Abstract

The Fe-Ni-Al-Cr (FBB8) ferritic alloy contains B2-ordered NiAl precipitates which, upon minor addition of Ti to the alloy, display L21-ordered Ni2TiAl sub-precipitates; this improves creep resistance, consistent with an increase in coherency strains from the hierarchical NiAl/Ni2TiAl precipitates. Here, we study the effect of a small addition of Hf (0.5 wt%) to FBB8-1.5wt.%Ti alloy on precipitate structure and creep properties. The main microstructural changes with Hf addition are relatively minor: (i) decrease of mean radius of Ni2TiAl/NiAl hierarchical precipitates from 84 ± 14 to 78 ± 13 nm, (ii) increase of volume fraction of these precipitates from 18 ± 2 to 19 ± 2%, (iii) increase of their number density from 9 ± 0.3 × 10−19 to 11 ± 0.3 × 10−19 m−3, and (iv) decrease of precipitate edge-to-edge distance from 187 ± 57 to 160 ± 48 nm. The larger volume fraction, higher number density and smaller edge-to-edge distance of B2/L21 precipitates in the FBB8-1.5Ti-0.5Hf alloys, are all favorable to higher creep resistance for a strengthening mechanism based on precipitate climb bypass. However, the threshold stress for creep at 700 °C decreases upon Hf addition to FBB8-1.5Ti, from 156 to 122 MPa.

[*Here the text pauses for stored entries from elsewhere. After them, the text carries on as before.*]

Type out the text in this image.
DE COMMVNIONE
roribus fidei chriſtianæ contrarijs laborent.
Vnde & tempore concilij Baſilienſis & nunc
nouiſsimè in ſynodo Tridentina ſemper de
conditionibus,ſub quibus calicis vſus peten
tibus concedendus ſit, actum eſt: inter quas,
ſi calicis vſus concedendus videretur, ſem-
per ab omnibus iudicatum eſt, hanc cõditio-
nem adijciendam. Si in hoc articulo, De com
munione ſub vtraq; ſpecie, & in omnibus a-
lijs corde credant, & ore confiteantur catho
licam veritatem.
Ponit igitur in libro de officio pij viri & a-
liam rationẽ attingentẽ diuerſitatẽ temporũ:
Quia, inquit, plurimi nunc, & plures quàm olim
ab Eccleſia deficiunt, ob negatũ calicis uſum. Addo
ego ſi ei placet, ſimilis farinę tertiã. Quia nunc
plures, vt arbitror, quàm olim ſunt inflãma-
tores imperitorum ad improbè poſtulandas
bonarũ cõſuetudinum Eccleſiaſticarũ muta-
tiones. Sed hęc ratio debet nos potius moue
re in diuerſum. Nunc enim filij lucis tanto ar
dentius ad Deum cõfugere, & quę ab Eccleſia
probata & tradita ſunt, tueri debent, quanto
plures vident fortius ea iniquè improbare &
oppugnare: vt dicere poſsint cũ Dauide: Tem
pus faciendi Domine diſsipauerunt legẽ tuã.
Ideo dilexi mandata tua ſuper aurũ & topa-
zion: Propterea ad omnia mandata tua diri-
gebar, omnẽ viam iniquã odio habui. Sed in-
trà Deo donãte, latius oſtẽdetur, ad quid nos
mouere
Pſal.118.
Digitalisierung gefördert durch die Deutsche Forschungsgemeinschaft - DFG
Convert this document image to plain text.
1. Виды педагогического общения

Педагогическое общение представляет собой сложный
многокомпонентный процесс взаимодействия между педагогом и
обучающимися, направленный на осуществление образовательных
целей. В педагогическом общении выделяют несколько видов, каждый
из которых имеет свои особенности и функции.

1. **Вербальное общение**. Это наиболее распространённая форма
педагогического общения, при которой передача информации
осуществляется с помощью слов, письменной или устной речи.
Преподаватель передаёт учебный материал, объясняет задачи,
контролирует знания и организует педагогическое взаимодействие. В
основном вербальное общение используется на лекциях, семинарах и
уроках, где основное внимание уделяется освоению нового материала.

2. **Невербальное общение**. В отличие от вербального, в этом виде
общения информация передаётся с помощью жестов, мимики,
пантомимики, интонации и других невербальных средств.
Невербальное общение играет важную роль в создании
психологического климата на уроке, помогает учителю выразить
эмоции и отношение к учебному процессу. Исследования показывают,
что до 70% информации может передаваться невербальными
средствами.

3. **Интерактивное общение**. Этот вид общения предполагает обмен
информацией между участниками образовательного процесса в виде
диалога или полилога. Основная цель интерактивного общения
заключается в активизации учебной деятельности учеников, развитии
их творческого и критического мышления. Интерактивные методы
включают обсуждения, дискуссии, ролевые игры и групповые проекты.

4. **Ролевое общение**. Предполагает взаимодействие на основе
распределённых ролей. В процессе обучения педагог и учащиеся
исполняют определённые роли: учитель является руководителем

The lower creep resistance is explained by a decrease of the lattice misfit between the Hf-enriched B2-precipitates and the bcc-matrix, and by a decrease of the volume fraction of L21-Ni2TiAl sub-precipitates within B2-NiAl precipitates from 16 ± 4% to 10 ± 3% without and with Hf, respectively.